A bone-anchored hearing aid (BAHA) is a type of hearing aid based on bone conduction. It is primarily suited for people who have conductive hearing losses, unilateral hearing loss, single-sided deafness and people with mixed hearing losses who cannot otherwise wear 'in the ear' or 'behind the ear' hearing aids. They are more expensive than conventional hearing aids, and their placement involves invasive surgery which carries a risk of complications, although when complications do occur, they are usually minor.
Two of the causes of hearing loss are lack of function in the inner ear (cochlea) and when the sound has problems in reaching the nerve cells of the inner ear. Examples of the first include age-related hearing loss and hearing loss due to noise exposure. A patient born without external ear canals is an example of the latter for which a conventional hearing aid with a mould in the ear canal opening would not be effective. Some with this condition have normal inner ear function, as the external ear canal and the inner ear are developed at different stages during pregnancy. With normal inner anatomy, sound conducted by the skull bone improves hearing.

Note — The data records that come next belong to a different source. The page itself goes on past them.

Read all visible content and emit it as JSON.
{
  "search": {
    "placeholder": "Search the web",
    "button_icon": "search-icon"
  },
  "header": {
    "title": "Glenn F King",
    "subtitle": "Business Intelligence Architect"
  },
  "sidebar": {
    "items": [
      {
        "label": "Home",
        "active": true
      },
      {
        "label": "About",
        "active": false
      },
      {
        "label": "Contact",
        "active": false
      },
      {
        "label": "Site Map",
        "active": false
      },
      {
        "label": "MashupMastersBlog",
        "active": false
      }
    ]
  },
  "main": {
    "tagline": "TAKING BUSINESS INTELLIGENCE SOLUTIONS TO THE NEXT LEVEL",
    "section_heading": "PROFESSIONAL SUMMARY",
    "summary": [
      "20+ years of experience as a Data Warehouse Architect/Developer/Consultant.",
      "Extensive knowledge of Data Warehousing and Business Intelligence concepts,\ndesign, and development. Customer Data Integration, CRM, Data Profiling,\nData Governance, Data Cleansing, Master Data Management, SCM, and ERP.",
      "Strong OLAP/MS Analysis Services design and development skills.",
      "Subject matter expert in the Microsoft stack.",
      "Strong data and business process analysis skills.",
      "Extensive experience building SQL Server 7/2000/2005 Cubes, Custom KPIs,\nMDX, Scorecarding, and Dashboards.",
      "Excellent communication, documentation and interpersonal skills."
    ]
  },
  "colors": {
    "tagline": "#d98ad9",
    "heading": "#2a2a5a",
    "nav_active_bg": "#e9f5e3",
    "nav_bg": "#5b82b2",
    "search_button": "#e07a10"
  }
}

A vibrator with a steel spring over the head or in heavy frames of eyeglasses pressed towards the bone behind the ear has been used to bring sound to the inner ear. This has, however, several disadvantages, such as discomfort and pain due to the pressure needed.The sound quality is also impaired as much of the sound energy is lost in the soft tissue over the skull bone,particularly for the higher sound frequencies important for speech understanding in noise.
Bone-anchored hearing aids use a surgically implanted abutment to transmit sound by direct conduction through bone to the inner ear, bypassing the external auditory canal and middle ear. A titanium prosthesis is surgically embedded into the skull with a small abutment exposed outside the skin. A sound processor sits on this abutment and transmits sound vibrations to the titanium implant. The implant vibrates the skull and inner ear, which stimulate the nerve fibers of the inner ear, allowing hearing.

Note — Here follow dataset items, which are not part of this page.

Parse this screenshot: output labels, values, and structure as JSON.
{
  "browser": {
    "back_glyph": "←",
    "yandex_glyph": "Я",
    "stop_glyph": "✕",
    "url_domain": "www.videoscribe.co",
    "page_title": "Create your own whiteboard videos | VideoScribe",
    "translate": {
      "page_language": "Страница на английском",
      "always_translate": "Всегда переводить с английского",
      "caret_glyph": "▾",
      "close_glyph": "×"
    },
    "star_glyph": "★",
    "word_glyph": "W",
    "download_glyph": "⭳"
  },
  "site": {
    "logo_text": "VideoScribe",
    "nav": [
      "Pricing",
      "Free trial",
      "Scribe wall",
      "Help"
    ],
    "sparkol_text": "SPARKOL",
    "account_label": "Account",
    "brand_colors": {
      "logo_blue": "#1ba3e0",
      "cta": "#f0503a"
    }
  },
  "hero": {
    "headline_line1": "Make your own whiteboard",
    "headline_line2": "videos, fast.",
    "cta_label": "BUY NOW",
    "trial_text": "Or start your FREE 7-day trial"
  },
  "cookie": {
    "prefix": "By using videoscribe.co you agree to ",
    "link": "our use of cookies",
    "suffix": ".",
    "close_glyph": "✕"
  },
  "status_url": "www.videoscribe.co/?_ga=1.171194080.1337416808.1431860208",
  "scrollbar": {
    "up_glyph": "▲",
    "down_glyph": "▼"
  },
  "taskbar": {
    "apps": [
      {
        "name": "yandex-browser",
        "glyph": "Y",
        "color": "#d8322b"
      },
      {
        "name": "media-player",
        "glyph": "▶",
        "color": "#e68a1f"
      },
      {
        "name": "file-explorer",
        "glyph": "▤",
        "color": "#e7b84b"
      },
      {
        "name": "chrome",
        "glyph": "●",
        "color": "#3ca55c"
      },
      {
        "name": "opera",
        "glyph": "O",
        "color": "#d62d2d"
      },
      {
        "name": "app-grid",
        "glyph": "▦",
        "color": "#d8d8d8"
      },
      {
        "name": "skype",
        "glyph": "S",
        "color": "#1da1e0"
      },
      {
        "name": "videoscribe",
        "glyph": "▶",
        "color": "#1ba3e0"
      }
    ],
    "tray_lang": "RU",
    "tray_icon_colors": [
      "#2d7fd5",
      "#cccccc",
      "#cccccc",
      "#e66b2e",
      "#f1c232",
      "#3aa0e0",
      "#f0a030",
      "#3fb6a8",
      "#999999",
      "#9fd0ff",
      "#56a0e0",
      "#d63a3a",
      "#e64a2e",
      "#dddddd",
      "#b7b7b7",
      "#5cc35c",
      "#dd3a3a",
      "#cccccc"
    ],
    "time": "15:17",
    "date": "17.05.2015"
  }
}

The surgery is often performed under local anesthesia and as an outpatient procedure. An important piece of information for patients is that if they for whatever reason are not satisfied with the BAHA solution, removing the implant is easy. No other ear surgical procedure is reversible like this.

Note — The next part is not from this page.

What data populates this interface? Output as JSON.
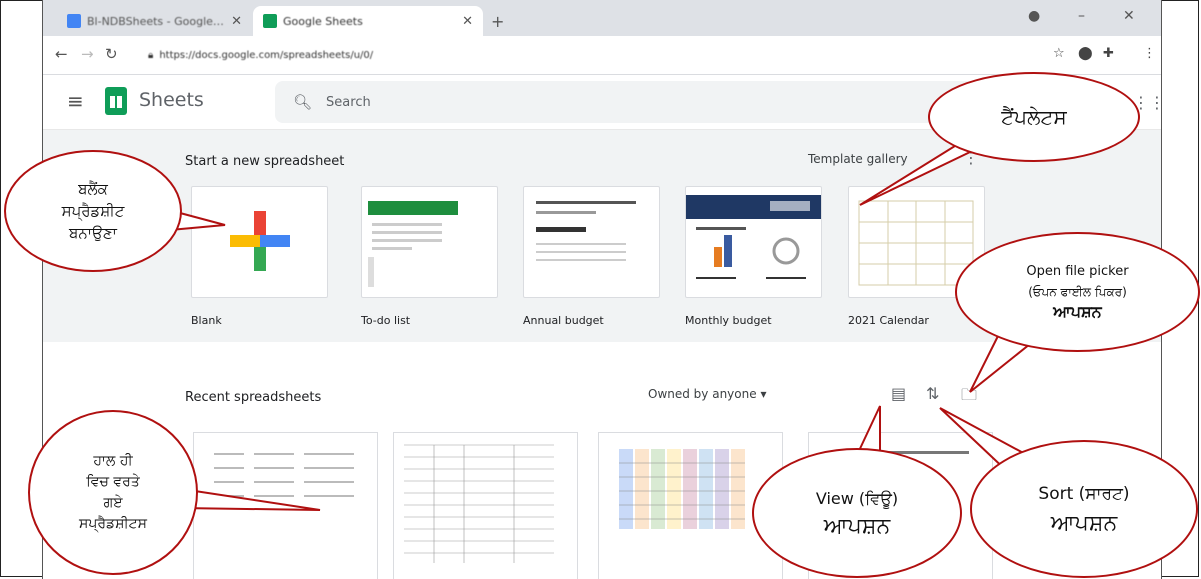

By bypassing the outer or middle ear, BAHA can increase hearing in noisy situations and help localise sounds. In addition to improved speech understanding, it results in a natural sound with less distortion and feedback compared with conventional hearing aids. The ear canal is left open for comfort, and helps to reduce any problems caused by chronic ear infections or allergies. In patients with single-sided sensorineural deafness, BAHA sends the sound by the skull bone from the deaf side to the inner ear of the hearing side. This transfer of sound gives a 360° sound awareness.